Un caso estremecedor de abuso sexual intrafamiliar salió a la luz en las últimas horas en Mendoza y terminó con la detención de un policía de 29 años, acusado de violar a su propia hermana y de ser el padre biológico de uno de sus hijos.
“Yo sé por qué vienen. Es por lo que están detenidos mi papá y mi hermano”, habrían sido las palabras del acusado cuando los efectivos llegaron a detenerlo, según detalló una fuente cercana a la causa al diario El Sol.
La investigación, que estuvo a cargo del fiscal de Violencia de Género y Delitos contra la Integridad Sexual, Federico Bergamín, permitió reconstruir una trama de horror que habría permanecido oculta durante años dentro de una misma familia.
El ADN que destapó el infierno familiar
La causa que puso tras las rejas al policía no empezó con una denuncia directa de la víctima sino que surgió a partir de otra investigación judicial, cuando el fiscal Bergamín indagaba a uno de los hermanos de la mujer por el abuso sexual de su propia hija.
Durante las declaraciones en Cámara Gesell, tanto la menor denunciante como otros testigos empezaron a contar situaciones que iban mucho más allá del expediente original.
Así, apareció el nombre de una mujer del mismo grupo familiar que también habría sido víctima de abusos sexuales por parte de su padre y de uno de sus hermanos, desde que era adolescente.
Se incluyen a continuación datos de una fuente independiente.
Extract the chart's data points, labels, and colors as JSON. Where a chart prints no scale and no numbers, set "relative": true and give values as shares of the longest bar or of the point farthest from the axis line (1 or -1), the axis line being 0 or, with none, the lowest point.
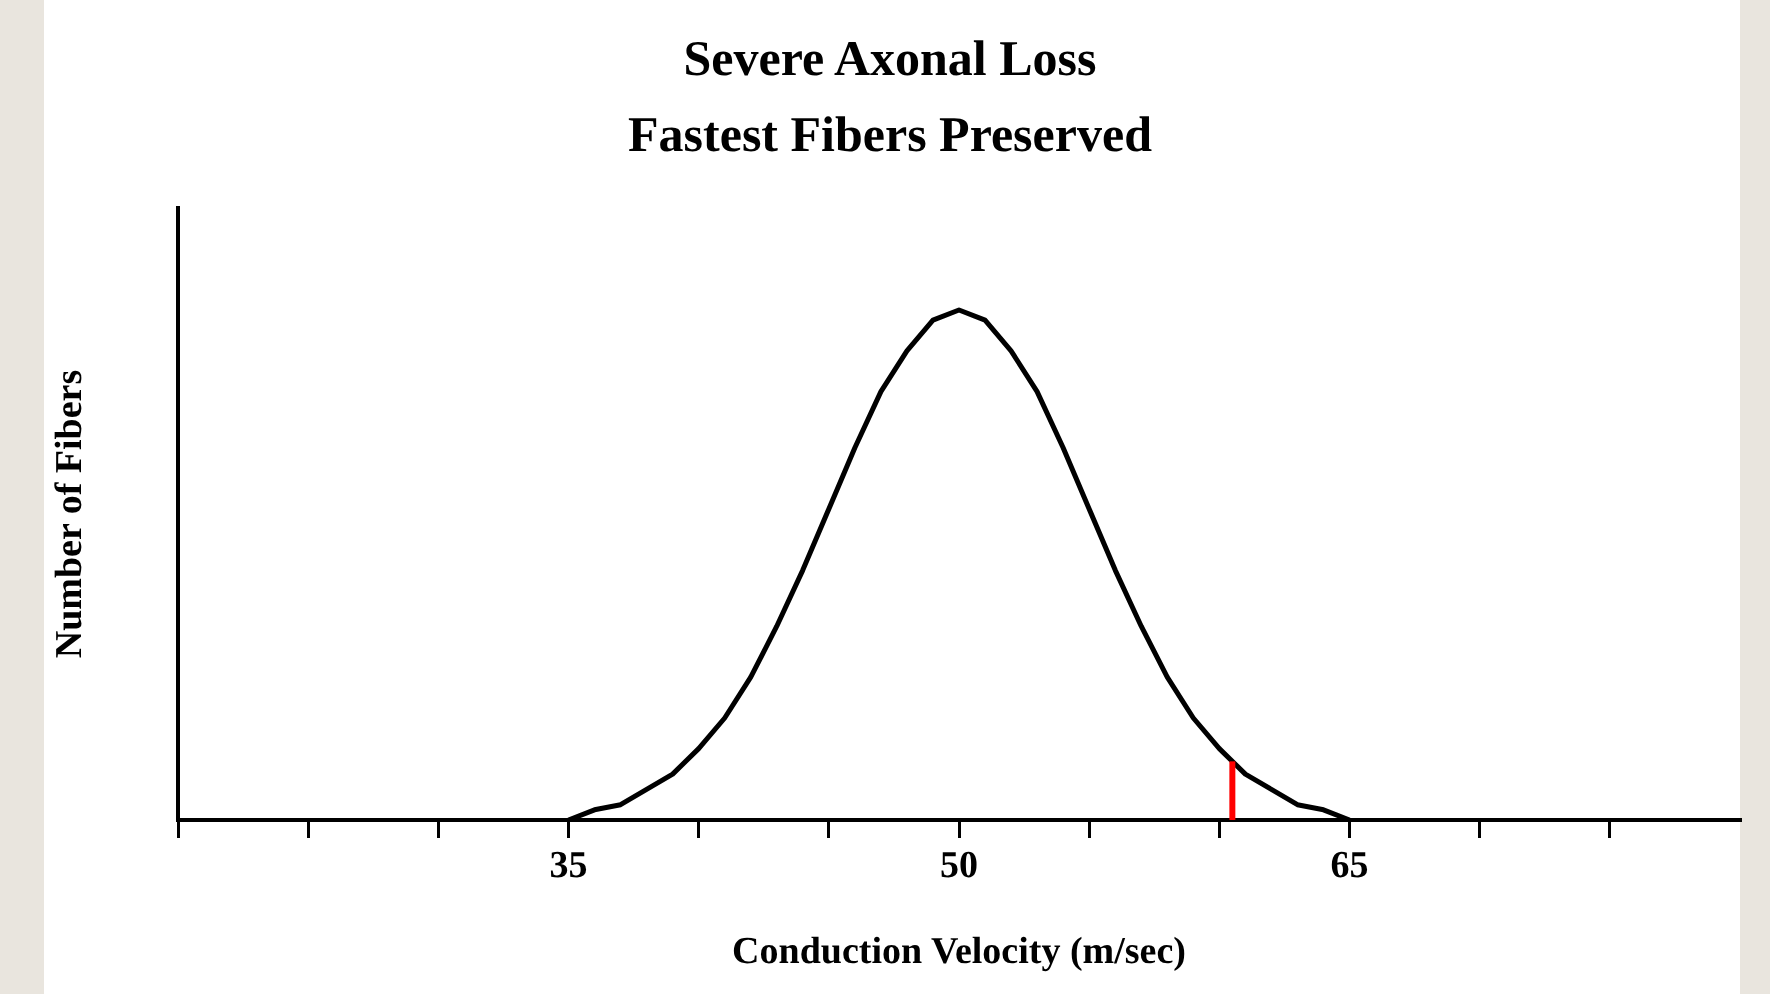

Hoy, con 35 años, la mujer confirmó el horror. Ante los investidores, relató que fue sometida sexualmente durante décadas por distintos integrantes de su familia y ni siquiera sabía quién era el padre biológico de su hijo, que ahora tiene 10 años. Lo contó con una naturalidad que impactó a los investigadores.
Esa duda derivó en un estudio genético sobre el padre de la mujer, que fue el primero en ser detenido e imputado por abuso sexual con acceso carnal agravado por el vínculo.
Aunque el resultado descartó que fuera el progenitor del hijo de la víctima, el análisis arrojó igualmente un dato demoledor: el padre biológico del menor era otro miembro de la familia.
Con ese indicio, los peritos avanzaron sobre los otros sospechosos y usaron el sistema CODIS para nuevos cotejos genéticos. Todo apuntaba a la última persona que quedaba: el hermano policía.
El resultado fue contundente. El perfil genético coincidió con el del auxiliar de la Policía Rural Delegación Este, el “orgullo de la familia”, como lo describían en su entorno.
Con esa prueba, el fiscal ordenó su captura e imputación por abuso sexual agravado.
Qué pasa con el resto de la familia
La situación de los otros dos hombres es distinta. Según fuentes de la causa, los hechos atribuidos al padre de la víctima habrían ocurrido hace décadas, cuando ella era menor.
Por el tiempo transcurrido y la edad actual de la denunciante, esas acusaciones podrían estar prescriptas, por lo que el hombre, que supera los 60 años, quedaría en libertad en los próximos días.
El otro hermano de la víctima sigue detenido desde hace dos meses, pero por la causa original: está acusado de abusar sexualmente de una de sus hijas y cumple prisión preventiva.